The context is more important than the content in “Norm Macdonald: Nothing Special,” a spare one-man comedy show that the former “Weekend Update” anchor, knowing that he was ill, wrote and performed in a single take at home alone before his death in September. The posthumous release provides a fitting and deeply personal tribute, as well as a primer on the art of stand-up.

Netflix has packaged Macdonald’s performance, which runs a little over 50 minutes, with a half-hour discussion featuring six of his friends: Dave Chappelle, David Letterman, Adam Sandler, David Spade, Conan O’Brien, and Molly Shannon, who spend another 30 minutes or so reminiscing about him while deconstructing what viewers just saw.

Chappelle calls the stark setting “very endearing,” while Letterman notes that without an audience to respond to the material, “We weren’t watching standup comedy. Without that audience, you don’t get the full measure of Norm.”

What you do get is a clear reminder of Macdonald’s quirky sense of humor as he flits from topic to topic, occasionally engages in odd digressions and endures the kind of interruptions that have been common to work experiences during Covid, from his dog barking to answering a phone call and saying sorry, but he’s in the middle of taping a comedy special.

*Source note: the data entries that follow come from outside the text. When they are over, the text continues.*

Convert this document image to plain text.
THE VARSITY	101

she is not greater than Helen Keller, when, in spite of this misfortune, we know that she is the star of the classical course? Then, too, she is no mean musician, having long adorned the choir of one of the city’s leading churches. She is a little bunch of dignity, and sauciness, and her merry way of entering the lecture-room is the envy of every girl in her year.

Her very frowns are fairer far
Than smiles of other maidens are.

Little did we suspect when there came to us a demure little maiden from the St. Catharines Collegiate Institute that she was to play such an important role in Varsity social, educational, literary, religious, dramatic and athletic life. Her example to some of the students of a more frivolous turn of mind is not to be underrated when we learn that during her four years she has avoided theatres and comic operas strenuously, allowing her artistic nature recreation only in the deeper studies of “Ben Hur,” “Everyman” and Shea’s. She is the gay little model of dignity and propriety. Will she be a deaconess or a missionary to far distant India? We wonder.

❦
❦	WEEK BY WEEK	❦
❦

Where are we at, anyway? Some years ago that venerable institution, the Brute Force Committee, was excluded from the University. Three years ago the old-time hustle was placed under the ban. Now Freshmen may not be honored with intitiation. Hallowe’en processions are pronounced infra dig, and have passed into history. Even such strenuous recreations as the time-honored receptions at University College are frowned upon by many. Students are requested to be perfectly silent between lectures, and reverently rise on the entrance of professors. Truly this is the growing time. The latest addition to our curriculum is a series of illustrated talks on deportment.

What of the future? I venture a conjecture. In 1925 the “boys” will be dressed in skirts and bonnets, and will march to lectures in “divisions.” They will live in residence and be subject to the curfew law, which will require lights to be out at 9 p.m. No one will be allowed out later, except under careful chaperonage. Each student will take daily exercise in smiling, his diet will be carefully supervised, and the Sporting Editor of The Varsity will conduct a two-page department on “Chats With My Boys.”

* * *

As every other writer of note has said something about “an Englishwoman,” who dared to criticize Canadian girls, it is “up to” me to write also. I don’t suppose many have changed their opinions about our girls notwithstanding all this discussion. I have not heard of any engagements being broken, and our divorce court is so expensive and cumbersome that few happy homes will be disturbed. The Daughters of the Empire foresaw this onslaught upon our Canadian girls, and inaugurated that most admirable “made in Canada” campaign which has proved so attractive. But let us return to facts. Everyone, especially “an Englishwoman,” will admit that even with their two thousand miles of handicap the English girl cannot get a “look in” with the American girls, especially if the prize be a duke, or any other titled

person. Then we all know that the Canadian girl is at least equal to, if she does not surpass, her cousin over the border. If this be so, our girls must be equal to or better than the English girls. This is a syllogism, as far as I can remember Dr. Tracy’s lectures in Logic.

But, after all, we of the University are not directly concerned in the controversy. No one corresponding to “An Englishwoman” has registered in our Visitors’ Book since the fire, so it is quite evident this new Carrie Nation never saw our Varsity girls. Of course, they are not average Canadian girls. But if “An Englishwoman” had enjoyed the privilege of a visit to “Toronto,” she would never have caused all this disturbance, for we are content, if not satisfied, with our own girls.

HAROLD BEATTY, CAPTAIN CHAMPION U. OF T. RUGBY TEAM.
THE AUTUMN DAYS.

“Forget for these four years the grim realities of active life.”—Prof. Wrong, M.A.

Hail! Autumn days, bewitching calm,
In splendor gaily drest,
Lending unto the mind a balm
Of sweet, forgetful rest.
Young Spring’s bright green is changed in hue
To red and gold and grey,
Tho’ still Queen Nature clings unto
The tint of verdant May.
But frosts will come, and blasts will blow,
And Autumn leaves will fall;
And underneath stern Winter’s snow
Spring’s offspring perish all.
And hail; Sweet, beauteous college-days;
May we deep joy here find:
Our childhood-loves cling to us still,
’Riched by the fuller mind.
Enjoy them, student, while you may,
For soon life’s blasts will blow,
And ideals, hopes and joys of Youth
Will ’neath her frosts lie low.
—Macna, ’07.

While Macdonald knew his time might be short, there’s nothing morbid or maudlin about the presentation, which essentially trains a camera on his face and lets him rip. The comic does mention living wills and a few other matters that touch upon mortality, but it’s no different in tone than his routine about preferring to gamble at Native-American casinos (“I look on it as a form of reparations”) or strategizing about cannibalism should he ever be on a plane that crashes in the Andes.

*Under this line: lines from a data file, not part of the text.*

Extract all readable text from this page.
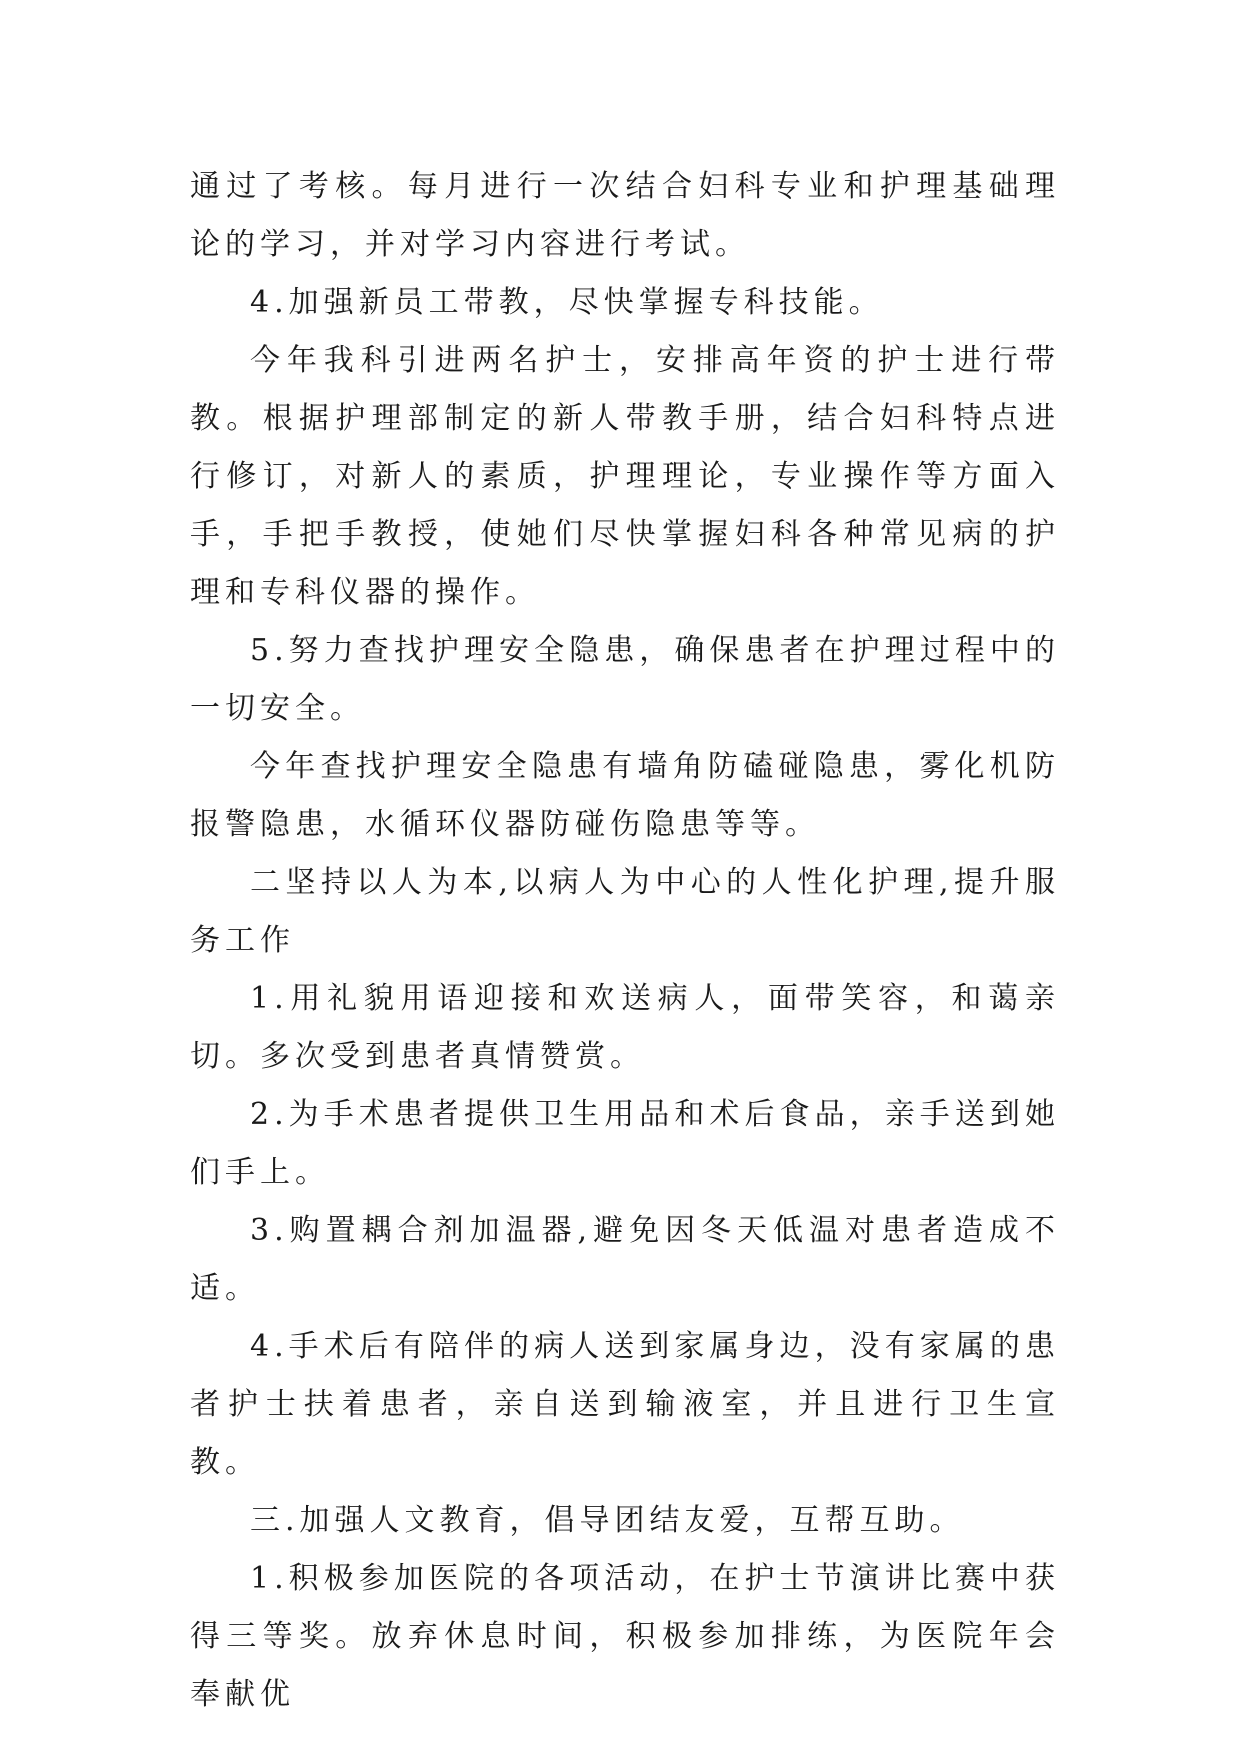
通过了考核。每月进行一次结合妇科专业和护理基础理论的学习，并对学习内容进行考试。

4.加强新员工带教，尽快掌握专科技能。

今年我科引进两名护士，安排高年资的护士进行带教。根据护理部制定的新人带教手册，结合妇科特点进行修订，对新人的素质，护理理论，专业操作等方面入手，手把手教授，使她们尽快掌握妇科各种常见病的护理和专科仪器的操作。

5.努力查找护理安全隐患，确保患者在护理过程中的一切安全。

今年查找护理安全隐患有墙角防磕碰隐患，雾化机防报警隐患，水循环仪器防碰伤隐患等等。

二坚持以人为本,以病人为中心的人性化护理,提升服务工作

1.用礼貌用语迎接和欢送病人，面带笑容，和蔼亲切。多次受到患者真情赞赏。

2.为手术患者提供卫生用品和术后食品，亲手送到她们手上。

3.购置耦合剂加温器,避免因冬天低温对患者造成不适。

4.手术后有陪伴的病人送到家属身边，没有家属的患者护士扶着患者，亲自送到输液室，并且进行卫生宣教。

三.加强人文教育，倡导团结友爱，互帮互助。

1.积极参加医院的各项活动，在护士节演讲比赛中获得三等奖。放弃休息时间，积极参加排练，为医院年会奉献优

Like the controversies surrounding Netflix’s recent specials involving high-profile comics (the aforementioned Chappelle and more recently Ricky Gervais among them), Macdonald chafes against restrictions on what’s presently considered permissible for comedians to say and references how “Words have changed” in terms of what might cause offense. If that has become a kind of generational rift and ongoing debate, Macdonald seemingly wanted to let the world know where he stood.

Beyond that, Macdonald’s performance and the ensuing conversation/analysis (taped during Netflix’s recent Netflix Is a Joke comedy showcase) benefit from a relaxed quality, taking viewers behind the curtain where they can listen in on comics’ process and thoughts.

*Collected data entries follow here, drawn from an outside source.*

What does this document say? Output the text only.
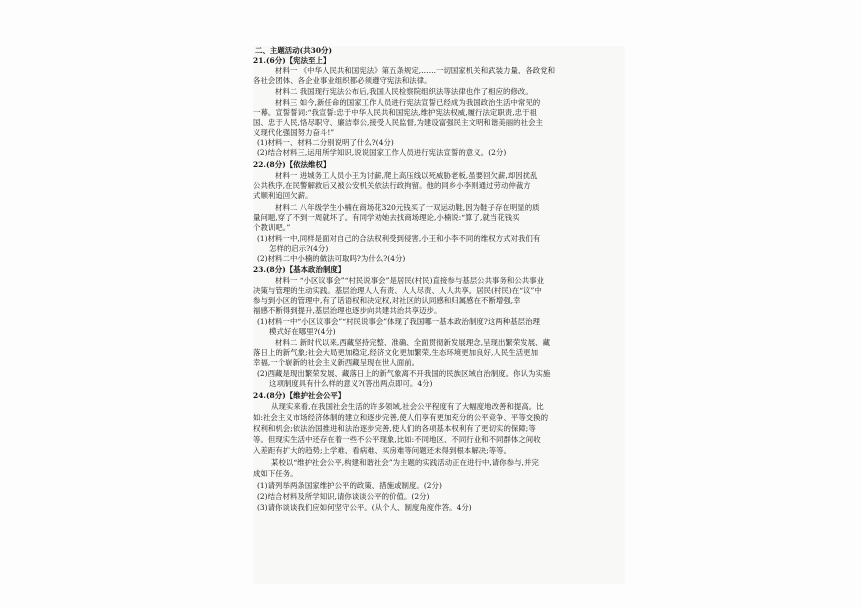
二、主题活动(共30分)
21.(6分)【宪法至上】
材料一 《中华人民共和国宪法》第五条规定,……一切国家机关和武装力量、各政党和
各社会团体、各企业事业组织都必须遵守宪法和法律。
材料二 我国现行宪法公布后,我国人民检察院组织法等法律也作了相应的修改。
材料三 如今,新任命的国家工作人员进行宪法宣誓已经成为我国政治生活中常见的
一幕。宣誓誓词:“我宣誓:忠于中华人民共和国宪法,维护宪法权威,履行法定职责,忠于祖
国、忠于人民,恪尽职守、廉洁奉公,接受人民监督,为建设富强民主文明和谐美丽的社会主
义现代化强国努力奋斗!”
(1)材料一、材料二分别说明了什么?(4分)
(2)结合材料三,运用所学知识,说说国家工作人员进行宪法宣誓的意义。(2分)
22.(8分)【依法维权】
材料一 进城务工人员小王为讨薪,爬上高压线以死威胁老板,虽要回欠薪,却因扰乱
公共秩序,在民警解救后又被公安机关依法行政拘留。他的同乡小李则通过劳动仲裁方
式顺利追回欠薪。
材料二 八年级学生小楠在商场花320元钱买了一双运动鞋,因为鞋子存在明显的质
量问题,穿了不到一周就坏了。有同学劝她去找商场理论,小楠说:“算了,就当花钱买
个教训吧。”
(1)材料一中,同样是面对自己的合法权利受到侵害,小王和小李不同的维权方式对我们有
怎样的启示?(4分)
(2)材料二中小楠的做法可取吗?为什么?(4分)
23.(8分)【基本政治制度】
材料一 “小区议事会”“村民说事会”是居民(村民)直接参与基层公共事务和公共事业
决策与管理的生动实践。基层治理人人有责、人人尽责、人人共享。居民(村民)在“议”中
参与到小区的管理中,有了话语权和决定权,对社区的认同感和归属感在不断增强,幸
福感不断得到提升,基层治理也逐步向共建共治共享迈步。
(1)材料一中“小区议事会”“村民说事会”体现了我国哪一基本政治制度?这两种基层治理
模式好在哪里?(4分)
材料二 新时代以来,西藏坚持完整、准确、全面贯彻新发展理念,呈现出繁荣发展、藏
落日上的新气象;社会大局更加稳定,经济文化更加繁荣,生态环境更加良好,人民生活更加
幸福,一个崭新的社会主义新西藏呈现在世人面前。
(2)西藏是现出繁荣发展、藏落日上的新气象离不开我国的民族区域自治制度。你认为实施
这项制度具有什么样的意义?(答出两点即可。4分)
24.(8分)【维护社会公平】
从现实来看,在我国社会生活的许多领域,社会公平程度有了大幅度地改善和提高。比
如:社会主义市场经济体制的建立和逐步完善,使人们享有更加充分的公平竞争、平等交换的
权利和机会;依法治国推进和法治逐步完善,使人们的各项基本权利有了更切实的保障;等
等。但现实生活中还存在着一些不公平现象,比如:不同地区、不同行业和不同群体之间收
入差距有扩大的趋势;上学难、看病难、买房难等问题还未得到根本解决;等等。
某校以“维护社会公平,构建和谐社会”为主题的实践活动正在进行中,请你参与,并完
成如下任务。
(1)请列举两条国家维护公平的政策、措施或制度。(2分)
(2)结合材料及所学知识,请你谈谈公平的价值。(2分)
(3)请你谈谈我们应如何坚守公平。(从个人、制度角度作答。4分)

Macdonald mentions missing the thrill of being able to perform live, but there’s a comforting sense that he’s well aware he’s both doing something he loves and, for the last time, doing it both on a big stage and his own terms. As his producing partner, Lori Jo Hoekstra, described it, “He left this gift for all of us.”

However one responds to the various jokes, there’s something more sweet than sad about that. Macdonald is gone, but he was able to orchestrate his own curtain call, saying goodbye with a little help from his friends.

“Norm Macdonald: Nothing Special” premieres May 30 on Netflix.